OPINION: Biromanticism, a delve into nonsexual attraction

By Summer Hoagland-Abernathy, Copy Editor

The year is 2014. You, a teenage girl, and your gal pals are crowded around your favorite table at Starbucks, each clutching a variation of a pumpkin spicelatte. You say Winston is your favorite male “New Girl” character. Anaya says she really likes Schmidt for some reason you cannot fathom. But Julia pipes up next, “Have you guys ever heard of a ‘girl crush’? It’s this thing I saw on Tumblr. I like Cece the best, but, like, as a ‘girl crush,’ not like an actual crush.”

No, at that age you had not heard of a “girl crush,” but you did know that you really liked Jess, a female, more than any of the men on the show.
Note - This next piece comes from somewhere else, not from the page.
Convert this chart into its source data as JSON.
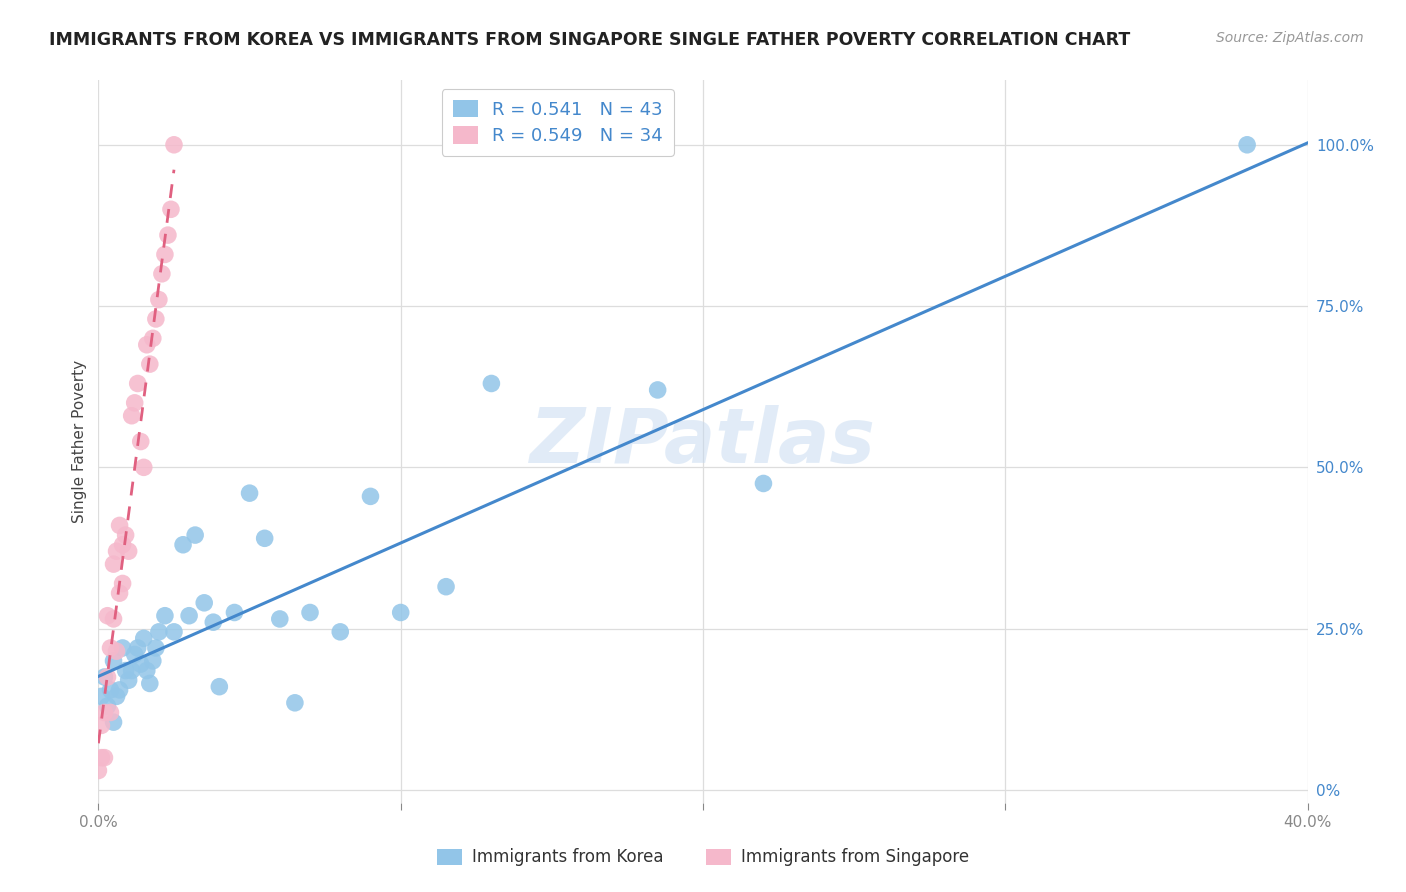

The year is 2016 and you’re inches away from your best friend’s face in a game of Twizzler chicken, a “Lady and the Tramp” style competition, where you either kiss your opponent or break away and lose. You close in. You’re not giving up. But neither is your best friend. Your lips brush, everyone “oohs,” you bite off the Twizzler and back away laughing, but here’s the thing—you didn’t hate what just happened.

When people tell me stories like this, I always have the same, simple, three-word answer: “Maybe you’re biromantic.”

“But I’m not gay,” is often the response. And despite what many may think, not all attraction is defined by sexual orientation.

Biromanticism is the romantic attraction to two or more genders and does not concern sexualityhence the term ‘romantic’ rather than ‘sexual.’

Medium, an online publishing platform, explains, “How romantic attraction is defined remains relatively amorphous, yet clearly strays from sexual attraction, and is frequently entwined with a desire to be in a romantic relationship with another person(s). Romantic attraction does not have to be in congruence with sexual attraction.”

The Conversation, a self-proclaimed global network of newsrooms, stated in a 2014 article, “A ‘girl crush’ presents a form of ‘lesbian-lite’ that is stripped of its sexual or emotional meaning. It’s as if all heterosexual women can participate in a ‘girl crush’ without the stigma of genuine lesbian desire.” The article goes on to infer that the “girl crush” label actually can be a “form of veiled homophobia,” similar to the “no-homo” label used by some men wanting to distance themselves from being seen as gay.

Some may view this as only seeing attraction through a sexual lens.

To me, this sounds more like: “You can only have a crush on this person if you want to have sex with them.

Bringing asexuality and demisexuality into this conversation adds another reason why this is an illogical argument.

As a demisexual person, I exist in a gray area of the sexuality spectrum between asexual and sexual that says that I am generally not attracted to someone without first forming some sort of bond. For me, this is a romantic bond, so I am certain that romantic attraction outside of sexual attraction is possible.

But still, the question might surface, “I’ve never heard of this biromanticism. How common can it really be?”

Though there are few statistics, the Human Rights Campaign Foundation states approximately half of the people who are gay or lesbian also identify as bisexual—and with the close link between biromanticism and bisexuality, a safe assumption would be that biromantic statistics do not stray far from this number.

So maybe you’re biromantic. Maybe you don’t break away during a game of chicken on purpose. This does not have to change your dating life unless you want it to. Your biromanticism is yours, and no one else can define it for you.

Hey, if you’re biromantic, that just means you have all the more love to give.